Oltre a quello di un modello di sviluppo miope si aggiunge il problema delle condizioni di lavoro di chi opera nella comunità scientifica. I tagli della Finanziaria influiscono tanto sui rinnovi contrattuali quanto sul blocco delle assunzioni. Non è così?

Questo è sicuramente vero per le università. I rettori hanno minacciato di dimettersi perché non riusciranno a pagare gli aumenti contrattuali dovuti al personale universitario. Gli aumenti vanno a carico dell'autonomia delle università. E la stessa cosa, probabilmente accadrà per gli enti di ricerca.

Veniamo a una questione di fondo. Quali margini di autonomia rimangono alla ricerca scientifica, considerato che da un punto di vista sociologico la comunità dei ricercatori e degli scienziati è strettamente legata al potere economico? Che futuro ha la scienza?

Vogliono un rapporto di sudditanza, di servizio. Al posto della scienza è sufficiente che ci sia una tecnologia di basso livello. Si fa una grande confusione tra ricerca e tecnologia, tra scienza e applicazione all'ultimo stadio. Vogliono strutturare la rete di ricerca in maniera da eliminare l'obiettivo della conoscenza - dichiarato nello statuto del Cnr, ora in procinto di modifica - e introdurre un rapporto di servizio con l'esterno. I ricercatori pubblici potranno essere regalati alle imprese le quali non vogliono fare ricerca, ma applicazione della ricerca. A quel punto non si potrà parlare di rapporto tra scienza e potere economico, bensì di rapporto tra ex ricercatori e imprese. Se, invece, all'estero, o negli stessi Stati Uniti, si proponesse di annullare la ricerca pubblica, esploderebbe un putiferio. Sanno benissimo che c'è un ambito che deve essere gestito dal pubblico. Viene prima la cosiddetta "ricerca fondamentale" e poi l'impresa che ne utilizza i dati per l'innovazione. In questo scenario la comunità scientifica ha la possibilità di mantenersi autonoma rispetto al mondo esterno, pur mantenendo con esso un rapporto. La ricerca fondamentale condiziona moltissimo quello che le imprese fanno in seguito.

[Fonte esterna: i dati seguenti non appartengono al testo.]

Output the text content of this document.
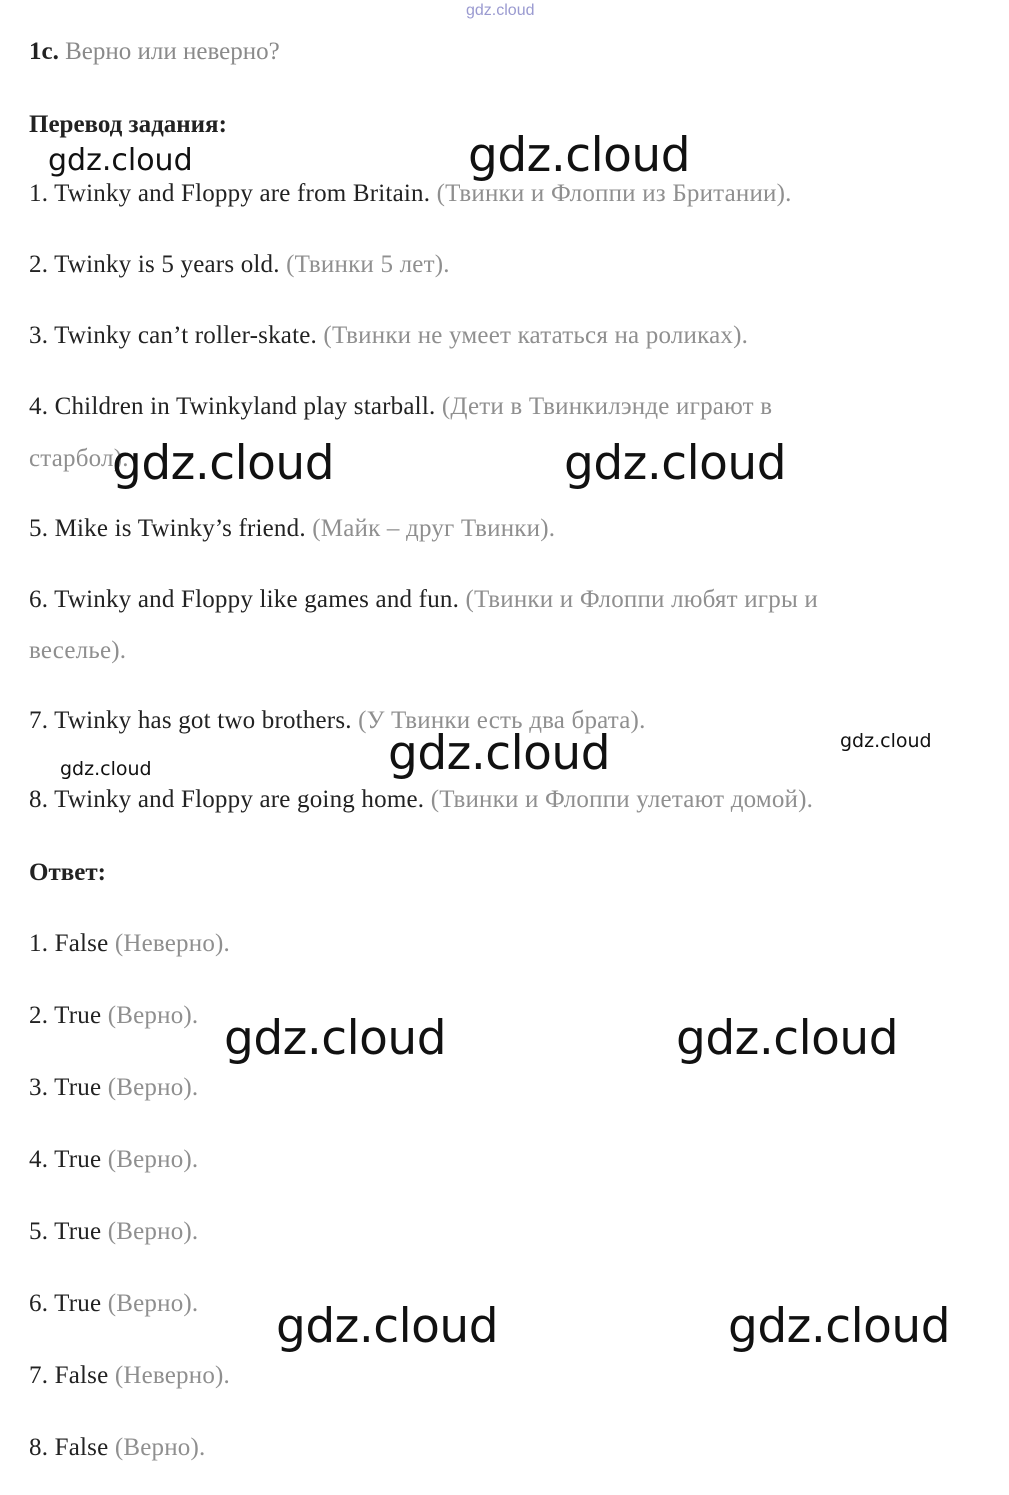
gdz.cloud
1c. Верно или неверно?
Перевод задания:
1. Twinky and Floppy are from Britain. (Твинки и Флоппи из Британии).
2. Twinky is 5 years old. (Твинки 5 лет).
3. Twinky can’t roller-skate. (Твинки не умеет кататься на роликах).
4. Children in Twinkyland play starball. (Дети в Твинкилэнде играют в
старбол).
5. Mike is Twinky’s friend. (Майк – друг Твинки).
6. Twinky and Floppy like games and fun. (Твинки и Флоппи любят игры и
веселье).
7. Twinky has got two brothers. (У Твинки есть два брата).
8. Twinky and Floppy are going home. (Твинки и Флоппи улетают домой).
Ответ:
1. False (Неверно).
2. True (Верно).
3. True (Верно).
4. True (Верно).
5. True (Верно).
6. True (Верно).
7. False (Неверно).
8. False (Верно).
gdz.cloud	gdz.cloud
gdz.cloud	gdz.cloud
gdz.cloud	gdz.cloud
gdz.cloud
gdz.cloud	gdz.cloud
gdz.cloud	gdz.cloud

Chi stabilisce le linee di ricerca, le questioni teoriche, gli ambiti sperimentali?

Uno degli esempi nell'occhio del ciclone è la ricerca sui genomi. Questa è l'attività fondamentale. Poi è servita, purtroppo, a brevettare pezzi di questa ricerca. Non solo il gene che in futuro renderà tantissimo, ma anche gli strumenti per fare tutti i geni che serviranno nelle applicazioni. Chi deve utilizzare un gene per una terapia o un farmaco avrà bisogno degli strumenti molecolari che vengono dalla ricerca genomica. E se non ha un settore pubblico che glieli fornisce, non lo potrà fare.

Quale può essere il ruolo del pubblico?

Potrebbe valutare di volta in volta a chi dare questa conoscenza, per quali fini e nell'interesse di chi. Avrebbe il coltello dalla parte del manico perché senza quella ricerca fondamentale nessuno potrebbe fare nulla. Spetta oggi alla comunità scientifica discutere di questo. In Italia si è sempre affrontato il problema se applicare o meno, ma mai di cosa si debba fare veramente nella ricerca fondamentale. La comunità scientifica è forte della sua conoscenza, e questa conoscenza non può esserle tolta perché senza questo ruolo fondamentale del pubblico le imprese che devono investire a medio termine non potrebbero fare applicazione. E' un ruolo che le imprese non possono sostenere.